Hawaii is the latest state to see it’s Obamacare exchange bite the dust. Oregon, Massachusetts, Maryland, Vermont, New Mexico and Nevada have also been forced to pull the plug on their exchanges for a variety of reasons.
“The state is working with the Connector and CMS to determine what functions can be transitioned to state oversight to ensure compliance with the Affordable Care Act (ACA) by the next Open Enrollment in November 2015,” Ige said.
Ige said that Hawaii will maintain a Supported State-based Marketplace in which the state would provide local customer support.
Grant funds had been restricted in March after the exchange told officials it was not in compliance with the Affordable Care Act, commonly known as ObamaCare, due to fiscal instability and tech issues.
The shutdown comes after federal taxpayers dropped more than $200 million into the exchange, which critics called a waste of taxpayer money.
“The $200 million was a complete waste of tax dollars that could have been used for much more productive efforts,” Reg Baker, a well-known CPA in Hawaii who for many years was the chief financial officer for the health insurance plan, HMAA, told FoxNews.com last month.
While many of the state’s Democrats praised the ObamaCare exchange when it launched in October 2013, it was riddled with trouble from the start. The web portal never worked properly despite the state spending $74 million on a contract with CGI to build and maintain it.
The exchange experienced tremendous staff turnover, with three executive directors appointed in two years. Enrollment reached just over 8,500 in the first year, and as a result, Hawaii was ranked the most costly exchange in the nation at more than $23,899 per person.
Enrollment never reached the 300,000 number then-Gov. Neil Abercrombie, a Democrat, enthusiastically predicted at the opening press conference launching the Connector. The enrollment number also never hit 70,000, the minimum needed to stay financially solvent. At its peak, enrollment reached 37,000, a fraction of the state’s 1.4 million people. Hawaii’s uninsured population, at 8 percent when the exchange opened, dropped just 2 percent.
The common thread that runs through all of these closings is that the website simply didn’t work as it was supposed to. In a nation full of extraordinarily talented IT people, these state governments couldn’t find anybody to make their websites functional?
Maybe they couldn’t. Maybe the federal government’s parameters for designing these websites was flawed. Given the problems with Healthcare.gov, this shouldn’t be surprising.

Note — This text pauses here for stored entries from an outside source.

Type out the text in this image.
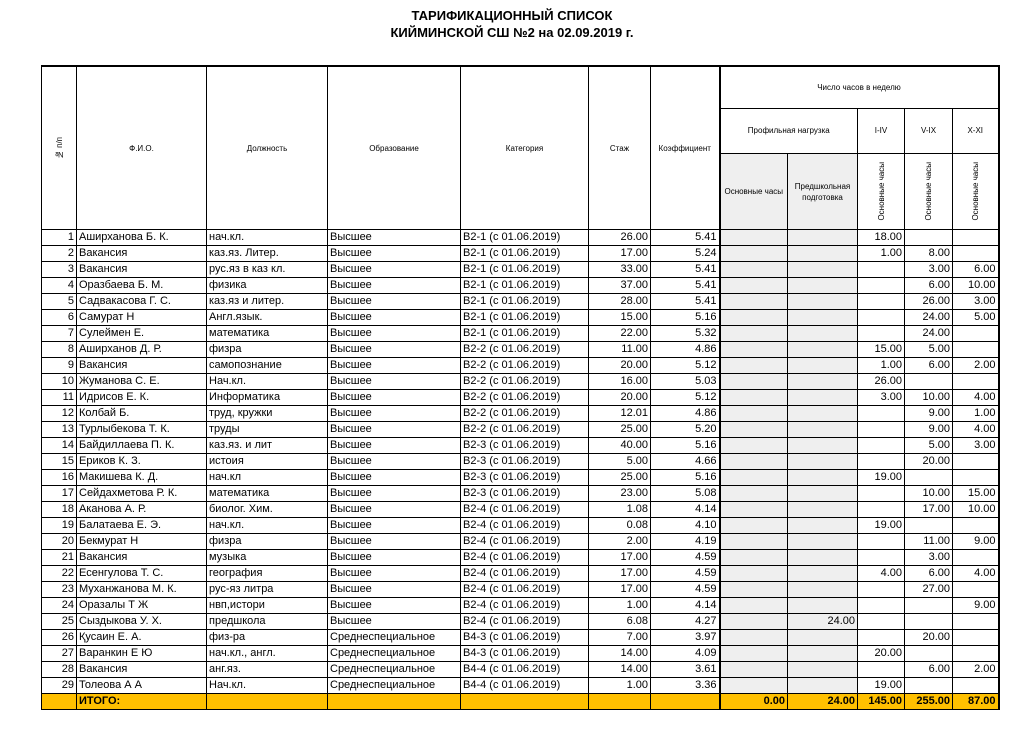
ТАРИФИКАЦИОННЫЙ СПИСОК
КИЙМИНСКОЙ СШ №2 на 02.09.2019 г.
№ п/п	Ф.И.О.	Должность	Образование	Категория	Стаж	Коэффициент	Число часов в неделю				
							Профильная нагрузка		I-IV	V-IX	X-XI
							Основные часы	Предшкольная подготовка	Основные часы	Основные часы	Основные часы

1	Аширханова Б. К.	нач.кл.	Высшее	В2-1 (с 01.06.2019)	26.00	5.41			18.00		
2	Вакансия	каз.яз. Литер.	Высшее	В2-1 (с 01.06.2019)	17.00	5.24			1.00	8.00	
3	Вакансия	рус.яз в каз кл.	Высшее	В2-1 (с 01.06.2019)	33.00	5.41				3.00	6.00
4	Оразбаева Б. М.	физика	Высшее	В2-1 (с 01.06.2019)	37.00	5.41				6.00	10.00
5	Садвакасова Г. С.	каз.яз и литер.	Высшее	В2-1 (с 01.06.2019)	28.00	5.41				26.00	3.00
6	Самурат Н	Англ.язык.	Высшее	В2-1 (с 01.06.2019)	15.00	5.16				24.00	5.00
7	Сулеймен Е.	математика	Высшее	В2-1 (с 01.06.2019)	22.00	5.32				24.00	
8	Аширханов Д. Р.	физра	Высшее	В2-2 (с 01.06.2019)	11.00	4.86			15.00	5.00	
9	Вакансия	самопознание	Высшее	В2-2 (с 01.06.2019)	20.00	5.12			1.00	6.00	2.00
10	Жуманова С. Е.	Нач.кл.	Высшее	В2-2 (с 01.06.2019)	16.00	5.03			26.00		
11	Идрисов Е. К.	Информатика	Высшее	В2-2 (с 01.06.2019)	20.00	5.12			3.00	10.00	4.00
12	Колбай Б.	труд, кружки	Высшее	В2-2 (с 01.06.2019)	12.01	4.86				9.00	1.00
13	Турлыбекова Т. К.	труды	Высшее	В2-2 (с 01.06.2019)	25.00	5.20				9.00	4.00
14	Байдиллаева П. К.	каз.яз. и лит	Высшее	В2-3 (с 01.06.2019)	40.00	5.16				5.00	3.00
15	Ериков К. З.	истоия	Высшее	В2-3 (с 01.06.2019)	5.00	4.66				20.00	
16	Макишева К. Д.	нач.кл	Высшее	В2-3 (с 01.06.2019)	25.00	5.16			19.00		
17	Сейдахметова Р. К.	математика	Высшее	В2-3 (с 01.06.2019)	23.00	5.08				10.00	15.00
18	Аканова А. Р.	биолог. Хим.	Высшее	В2-4 (с 01.06.2019)	1.08	4.14				17.00	10.00
19	Балатаева Е. Э.	нач.кл.	Высшее	В2-4 (с 01.06.2019)	0.08	4.10			19.00		
20	Бекмурат Н	физра	Высшее	В2-4 (с 01.06.2019)	2.00	4.19				11.00	9.00
21	Вакансия	музыка	Высшее	В2-4 (с 01.06.2019)	17.00	4.59				3.00	
22	Есенгулова Т. С.	география	Высшее	В2-4 (с 01.06.2019)	17.00	4.59			4.00	6.00	4.00
23	Муханжанова М. К.	рус-яз литра	Высшее	В2-4 (с 01.06.2019)	17.00	4.59				27.00	
24	Оразалы Т Ж	нвп,истори	Высшее	В2-4 (с 01.06.2019)	1.00	4.14					9.00
25	Сыздыкова У. Х.	предшкола	Высшее	В2-4 (с 01.06.2019)	6.08	4.27		24.00			
26	Қусаин Е. А.	физ-ра	Среднеспециальное	В4-3 (с 01.06.2019)	7.00	3.97				20.00	
27	Варанкин Е Ю	нач.кл., англ.	Среднеспециальное	В4-3 (с 01.06.2019)	14.00	4.09			20.00		
28	Вакансия	анг.яз.	Среднеспециальное	В4-4 (с 01.06.2019)	14.00	3.61				6.00	2.00
29	Толеова А А	Нач.кл.	Среднеспециальное	В4-4 (с 01.06.2019)	1.00	3.36			19.00		
	ИТОГО:						0.00	24.00	145.00	255.00	87.00
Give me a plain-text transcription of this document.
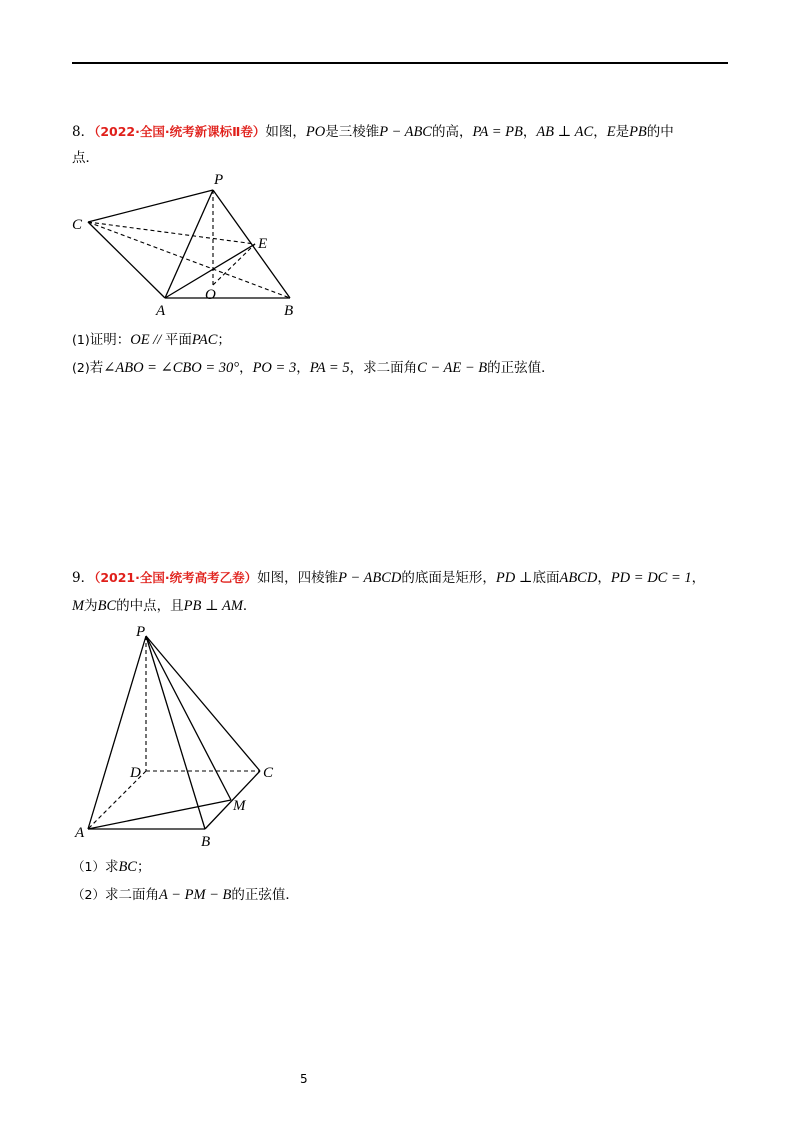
8．（2022·全国·统考新课标Ⅱ卷）如图，PO是三棱锥P − ABC的高，PA = PB，AB ⊥ AC，E是PB的中
点．
P
C
E
A
O
B
(1)证明：OE // 平面PAC；
(2)若∠ABO = ∠CBO = 30°，PO = 3，PA = 5，求二面角C − AE − B的正弦值．
9．（2021·全国·统考高考乙卷）如图，四棱锥P − ABCD的底面是矩形，PD ⊥底面ABCD，PD = DC = 1，
M为BC的中点，且PB ⊥ AM．
P
D	C
M
A
B
（1）求BC；
（2）求二面角A − PM − B的正弦值．
5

Minnesota’s MNsure and Connect for Health Colorado are also in big trouble and lawmakers in those states appear to be doubling down on funding them. But given the history of these exchanges, that really isn’t very wise. If the exchange is not breaking even by this time, when will it?
The decline in revenue from state exchanges was inevitable. There are only so many uninsured people and so many consumers who would use the state exchanges to get it. With the limited universe of potential customers, a reduction in revenue should have been expected. Instead, like Hawaii who only reached 10% of its enrollment goal, exaggerated expectations were the norm.